Anna Borowek

The mutational landscape of TP53, a tumor suppressor mutated in about half of all cancers, includes over 2,000 known missense mutations. To fully leverage TP53 mutation status for personalized medicine, a thorough understanding of the functional diversity of these mutations is essential. We conducted a deep mutational scan using saturation genome editing with CRISPR-mediated homology-directed repair to engineer 9,225 TP53 variants in cancer cells. This high-resolution approach, covering 94.5% of all cancer-associated TP53 missense mutations, precisely mapped the impact of individual mutations on tumor cell fitness, surpassing previous deep mutational scan studies in distinguishing benign from pathogenic variants. Our results revealed even subtle loss-of-function phenotypes and identified promising mutants for pharmacological reactivation. Moreover, we uncovered the roles of splicing alterations and nonsense-mediated messenger RNA decay in mutation-driven TP53 dysfunction. These findings underscore the power of saturation genome editing in advancing clinical TP53 variant interpretation for genetic counseling and personalized cancer therapy.
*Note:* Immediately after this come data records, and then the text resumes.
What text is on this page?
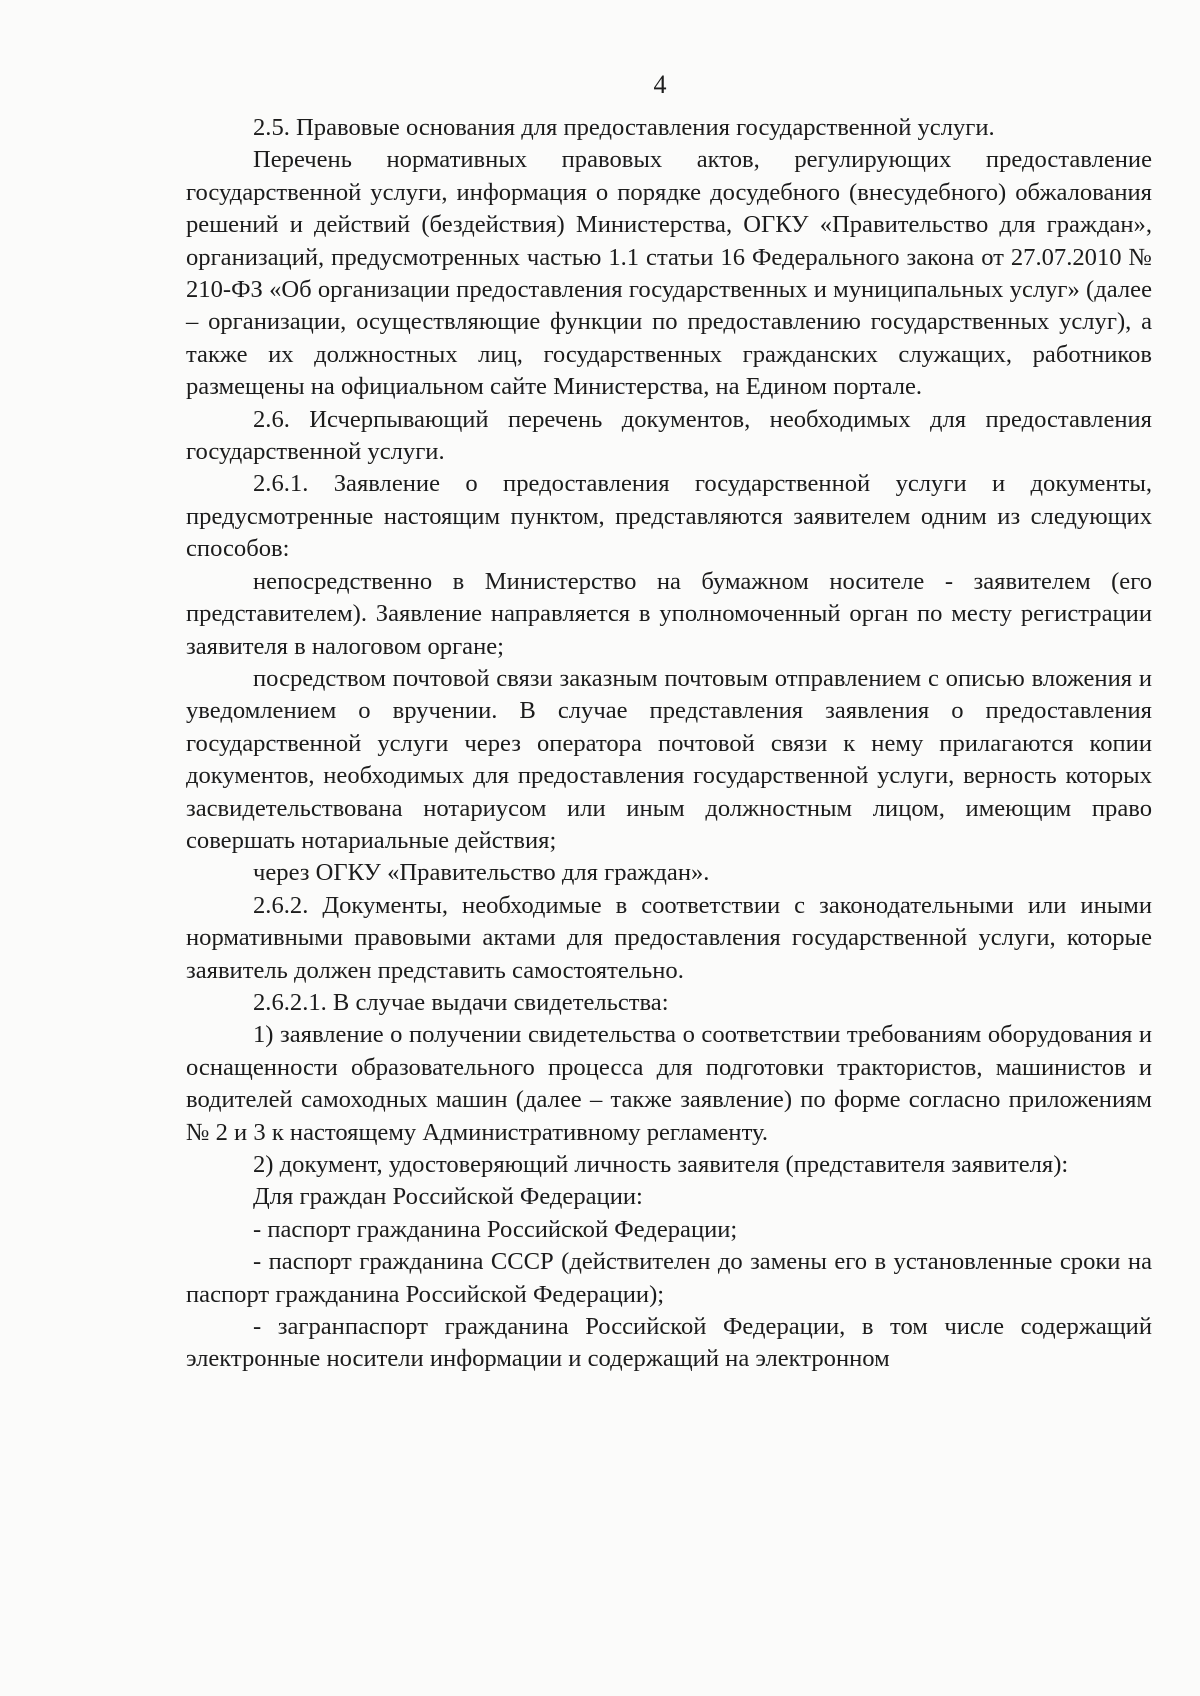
4

2.5. Правовые основания для предоставления государственной услуги.

Перечень нормативных правовых актов, регулирующих предоставление государственной услуги, информация о порядке досудебного (внесудебного) обжалования решений и действий (бездействия) Министерства, ОГКУ «Правительство для граждан», организаций, предусмотренных частью 1.1 статьи 16 Федерального закона от 27.07.2010 № 210-ФЗ «Об организации предоставления государственных и муниципальных услуг» (далее – организации, осуществляющие функции по предоставлению государственных услуг), а также их должностных лиц, государственных гражданских служащих, работников размещены на официальном сайте Министерства, на Едином портале.

2.6. Исчерпывающий перечень документов, необходимых для предоставления государственной услуги.

2.6.1. Заявление о предоставления государственной услуги и документы, предусмотренные настоящим пунктом, представляются заявителем одним из следующих способов:

непосредственно в Министерство на бумажном носителе - заявителем (его представителем). Заявление направляется в уполномоченный орган по месту регистрации заявителя в налоговом органе;

посредством почтовой связи заказным почтовым отправлением с описью вложения и уведомлением о вручении. В случае представления заявления о предоставления государственной услуги через оператора почтовой связи к нему прилагаются копии документов, необходимых для предоставления государственной услуги, верность которых засвидетельствована нотариусом или иным должностным лицом, имеющим право совершать нотариальные действия;

через ОГКУ «Правительство для граждан».

2.6.2. Документы, необходимые в соответствии с законодательными или иными нормативными правовыми актами для предоставления государственной услуги, которые заявитель должен представить самостоятельно.

2.6.2.1. В случае выдачи свидетельства:

1) заявление о получении свидетельства о соответствии требованиям оборудования и оснащенности образовательного процесса для подготовки трактористов, машинистов и водителей самоходных машин (далее – также заявление) по форме согласно приложениям № 2 и 3 к настоящему Административному регламенту.

2) документ, удостоверяющий личность заявителя (представителя заявителя):

Для граждан Российской Федерации:

- паспорт гражданина Российской Федерации;

- паспорт гражданина СССР (действителен до замены его в установленные сроки на паспорт гражданина Российской Федерации);

- загранпаспорт гражданина Российской Федерации, в том числе содержащий электронные носители информации и содержащий на электронном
Abstract The tumor suppressor gene TP53 is the most frequently mutated gene in various cancers. Unlike other tumor suppressors, TP53 is mostly hit by missense mutations, of which more than 2,000 have been described in cancer patients. To take advantage of TP53 mutation status for personalized therapy, a deeper knowledge of the functional ramifications of specific mutations is required as evidence of the functional heterogeneity of mutant p53 proteins mounts. Here, we report on a CRISPR-based saturation mutagenesis screen of 9,225 variants expressed from the endogenous TP53 gene locus of a cancer cell. By tracking changes in the abundance of individual variants in response to specific p53-pathway stimulation, we were able to construct high-resolution functional activity maps of the TP53 mutome, covering ∼94.5% of all cancer-associated missense mutations. The results demonstrate the impact of individual mutations on tumor cell fitness with unprecedented precision and coverage, even revealing underlying mechanisms such as apoptosis. The high discriminatory power also resolves subtle loss-of-function phenotypes and highlights a subset of mutants as particularly promising targets for pharmacological reactivation. Moreover, the data offer intriguing insight into the role of aberrant splicing and nonsense-mediated mRNA decay in clearing truncated proteins due to not only nonsense, frameshift, and splice-site mutations but also missense and synonymous mutations. Surprisingly, no missense mutation provided an immediate proliferative advantage over a null mutation. Nonetheless, cells with a missense, but not null mutations, acquired pro-metastatic properties after prolonged growth in mice, emphasizing the significance of mutant p53-directed clonal evolution in the progression of tumors towards metastasis.